I’m a reader vs. I read this book today, I’m a sportsman vs. I exercise regularly, I’m a cook vs. I cook. Reading is but an activity; it is something you do when you have a few hours to spare and something catches your eye. But being a reader seems to warrant something a little more – more commitment maybe, like reading is a part of your identity, a defining characteristic that you couldn’t do without. But how do you become a reader? Must you read everyday? Even weekly? Is it about frequency? Or is it about an appreciation for fictional worlds and how they are always more similar to our reality than we know? Must you read at an advanced level, understand and decode extended metaphors, before you can be called a reader? Must you read novels?
My boyfriend was recently sick and I thought to myself: I should cook a bowl of porridge or soup and bring it over, and my next immediate thought was: but I don’t cook. But then just as the thought formed in my mind, I realise how ridiculous it was. What do I mean I don’t cook? Sure I can cook. I can learn, I can Google, I can try, once I concoct something edible in the kitchen, have I not cooked? Then why was my immediate reaction ‘I don’t cook?’ And that was when I realised that saying things like ‘I’m not a reader’ or ‘I don’t cook’ is rubbish. Reading and cooking are activities that are learned, as is most of our life as human beings. As much as your personal preference for each activity is going to bleed into who you are as a person, you are not limited or defined by any of that unless you want to be. Unless. You. Want. To. Be.
I’m not talking of course about the people who have made the activities their profession – book agents or professional athletes. Those are different because when these activities become a part of your employment, they tangle into self-worth and purpose that’s very different from readers and athletes who are not trying to make it professionally.
And so I guess, it’s an important part of personal identity when we say we are readers or writers or athletes, but I also think that we shouldn’t limit ourselves because ultimately these are things we can DO, and don’t necessarily have to BE.
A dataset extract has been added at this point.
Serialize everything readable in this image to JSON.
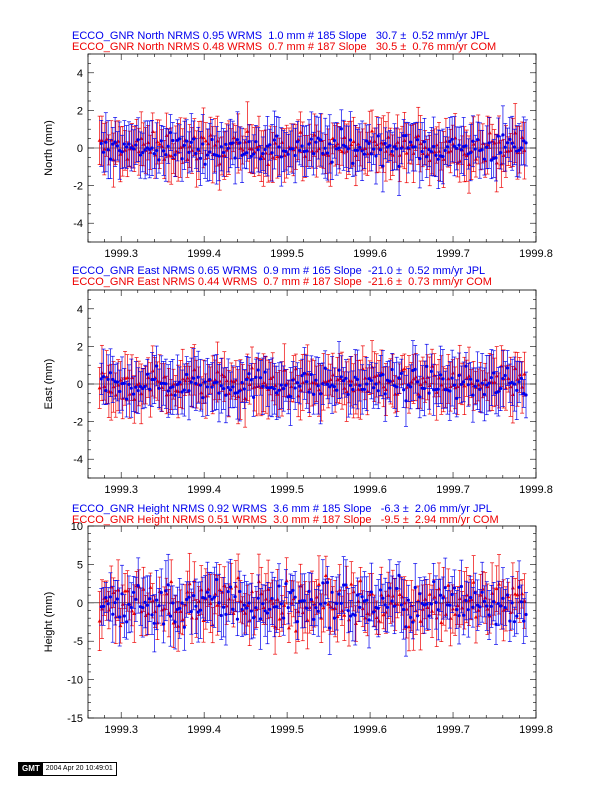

When I was younger, I attended this relationship management course in junior college and one of the things that actually stuck with me was what the instructors said about behaviour. When you’re angry at a person, apparently you’re not supposed to say: ‘why are you an asshole,’ but say ‘why are you behaving like such an asshole.’ And immediately the difference is clear: if you’re behaving like an asshole, you’re just exhibiting the attributes of one, but you are not intrinsically an asshole. All this works into self-identity and naturalised behaviour, and so many bigger issues come into play here, but my point was really quite simple: BE all the things you can and want to be, but also know that you don’t have to BE anything but your special screwed up self to DO stuff, even new stuff or stuff you’re bad at.